Hfst
Revision as of 08:58, 3 December 2009 by Francis Tyers (talk | contribs) (→What is it?: move to talk page)
hfst is the Helsinki finite-state toolkit. This is formalism-compatible with both lexc and twolc, so, kind of like foma is to xfst.
Prerequisites
- automake, autoconf, libtool
Compiling
Subversion checkout
- "MacOS X note: you need XCode installed on your Mac. It came with your computer, and can be downloaded from Apple (registration required)"

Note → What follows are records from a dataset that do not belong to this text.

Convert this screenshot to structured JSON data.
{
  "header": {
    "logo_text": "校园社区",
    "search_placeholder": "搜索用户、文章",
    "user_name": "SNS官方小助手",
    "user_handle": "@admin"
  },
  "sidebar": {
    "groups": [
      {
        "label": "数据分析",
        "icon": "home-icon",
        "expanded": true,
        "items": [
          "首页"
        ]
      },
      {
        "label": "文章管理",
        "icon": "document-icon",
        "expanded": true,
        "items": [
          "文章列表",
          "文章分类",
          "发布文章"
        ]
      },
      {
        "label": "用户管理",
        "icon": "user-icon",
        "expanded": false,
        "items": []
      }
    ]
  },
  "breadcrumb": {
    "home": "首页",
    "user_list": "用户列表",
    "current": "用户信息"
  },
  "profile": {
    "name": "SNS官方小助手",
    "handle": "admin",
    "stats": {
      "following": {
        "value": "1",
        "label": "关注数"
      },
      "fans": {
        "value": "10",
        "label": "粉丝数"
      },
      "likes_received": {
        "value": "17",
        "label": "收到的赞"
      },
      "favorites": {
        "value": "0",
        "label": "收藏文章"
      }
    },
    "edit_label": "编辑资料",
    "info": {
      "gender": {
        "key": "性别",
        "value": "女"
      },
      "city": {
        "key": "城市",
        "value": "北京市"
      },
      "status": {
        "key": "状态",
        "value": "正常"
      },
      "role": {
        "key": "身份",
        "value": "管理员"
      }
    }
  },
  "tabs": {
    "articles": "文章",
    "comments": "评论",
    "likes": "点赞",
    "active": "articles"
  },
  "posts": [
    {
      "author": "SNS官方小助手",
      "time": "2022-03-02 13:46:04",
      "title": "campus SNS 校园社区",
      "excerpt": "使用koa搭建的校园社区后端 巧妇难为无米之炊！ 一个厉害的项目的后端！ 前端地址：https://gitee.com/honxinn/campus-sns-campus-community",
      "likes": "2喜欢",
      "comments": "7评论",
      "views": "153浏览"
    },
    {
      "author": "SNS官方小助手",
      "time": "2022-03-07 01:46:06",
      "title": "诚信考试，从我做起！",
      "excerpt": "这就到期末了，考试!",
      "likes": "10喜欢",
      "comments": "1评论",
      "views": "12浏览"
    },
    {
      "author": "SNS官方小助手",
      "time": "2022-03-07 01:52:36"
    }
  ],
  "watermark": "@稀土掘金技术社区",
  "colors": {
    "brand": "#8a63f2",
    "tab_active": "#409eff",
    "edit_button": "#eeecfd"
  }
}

$ svn co https://hfst.svn.sourceforge.net/svnroot/hfst/trunk hfst $ cd hfst/hfst/ $ autoreconf -i $ ./configure --prefix=/home/fran/local/ $ make $ sudo make install
Prepackaged tarball
Download the latest version from [1], and unzip. Then follow the instructions in the README file, i.e.:
$ cd hfst-2.0/ $ ./configure $ make $ sudo make install
Using
$ svn co https://victorio.uit.no/langtech/trunk/st/fao $ cd fao/src $ make -f Makefile.hfst $ echo "orð" | hfst-lookup ../bin/fao-morph.hfst lookup> orð orð+N+Neu+Sg+Nom+Indef orð orð+N+Neu+Sg+Acc+Indef orð orð+N+Neu+Pl+Nom+Indef orð orð+N+Neu+Pl+Acc+Indef lookup> $
To compile lexc
code, first concatenate all the lexc files:
$ cat fao-lex.txt noun-fao-lex.txt noun-fao-morph.txt adj-fao-lex.txt \ adj-fao-morph.txt verb-fao-lex.txt verb-fao-morph.txt adv-fao-lex.txt \ abbr-fao-lex.txt acro-fao-lex.txt pron-fao-lex.txt punct-fao-lex.txt \ numeral-fao-lex.txt pp-fao-lex.txt cc-fao-lex.txt cs-fao-lex.txt \ interj-fao-lex.txt det-fao-lex.txt > ../tmp/lexc-all.txt
To compile this, just use the hfst-lexc
program,
hfst-lexc < ../tmp/lexc-all.txt > ../bin/lexc-fao.bin
To compile the twol
rules, just use the hfst-twolc
program,
$ hfst-twolc twol-fao.txt > twol-fao.bin
And then to compose the lexicon and rule file, use hfst-compose-intersect
:
$ hfst-compose-intersect -l lexc-fao.bin twol-fao.bin -o fao-gen.hfst
This will create a generator, if you want an analyser, you just need to invert the generator with hfst-invert
:
$ hfst-invert fao-gen.hfst -o fao-morph.hfst